Hello,
I noticed that when the k8s API is unavailable, both primary and replicas in a PG cluster go down since Patroni cannot reach k8s.
Is it safe to enable DCS failsafe mode using this operator? Are there examples on how to do it with the operator?
Bumping this thread. It’s not possible to set failsafe_mode using the operator, though we’ve modified the operator to allow it.
My question: is operator is intended to be compatible or not with this mode?
Is there any progress now? Has it been verified whether the PG cluster is functioning properly when the K8S API is unavailable
Hi @Joshua_Sierles and @chang_junye,
This is a known issue tracked in K8SPG-429. You don’t need to modify the operator to enable failsafe_mode. The CR already supports it:
spec:
patroni:
dynamicConfiguration:
failsafe_mode: true
The dynamicConfiguration field is schemaless and passes any valid Patroni config through to patronictl edit-config without filtering.
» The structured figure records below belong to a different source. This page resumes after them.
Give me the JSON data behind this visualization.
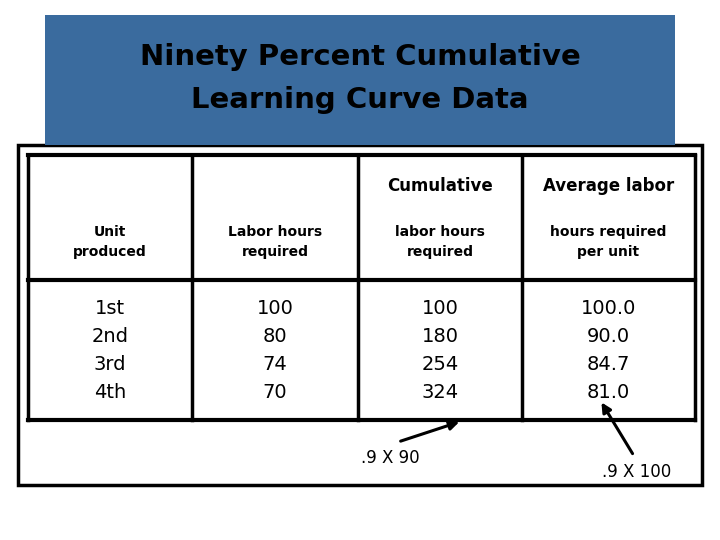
{
  "title_line1": "Ninety Percent Cumulative",
  "title_line2": "Learning Curve Data",
  "title_bg_color": "#3a6b9e",
  "title_text_color": "#000000",
  "col_headers_row1_2": "Cumulative",
  "col_headers_row1_3": "Average labor",
  "col_headers_row2": [
    "Unit\nproduced",
    "Labor hours\nrequired",
    "labor hours\nrequired",
    "hours required\nper unit"
  ],
  "rows": [
    [
      "1st",
      "100",
      "100",
      "100.0"
    ],
    [
      "2nd",
      "80",
      "180",
      "90.0"
    ],
    [
      "3rd",
      "74",
      "254",
      "84.7"
    ],
    [
      "4th",
      "70",
      "324",
      "81.0"
    ]
  ],
  "annotation1_text": ".9 X 90",
  "annotation2_text": ".9 X 100",
  "bg_color": "#ffffff",
  "border_color": "#000000",
  "title_font_size": 21,
  "header1_font_size": 12,
  "header2_font_size": 10,
  "data_font_size": 14,
  "annot_font_size": 12
}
I validated this on Percona PG Operator v2.8.2 (Patroni 4.0.3, PG 17.7). Without failsafe, the primary demotes to read-only within ~14 seconds of losing the K8s API. With failsafe enabled, the primary stays read-write by verifying all members are alive via direct REST API calls (POST /failsafe on port 8008).
Important caveat: enabling failsafe_mode alone is not enough. The failsafe heartbeats use pod hostnames, which are resolved by CoreDNS. CoreDNS depends on the K8s API. So when the API goes down, DNS breaks too, and the failsafe calls fail silently. You need NodeLocal DNSCache or equivalent so that pod DNS resolution works independently of the API server.
Also keep in mind that failsafe requires all Patroni members to respond (not quorum). If any replica is unreachable during the API outage, the primary still demotes. This is by design to prevent split-brain.
There is an internal initiative exploring the inclusion of etcd as a sidecar in operator images, which would eliminate the K8s API dependency for leader election entirely. That work is still in early stages.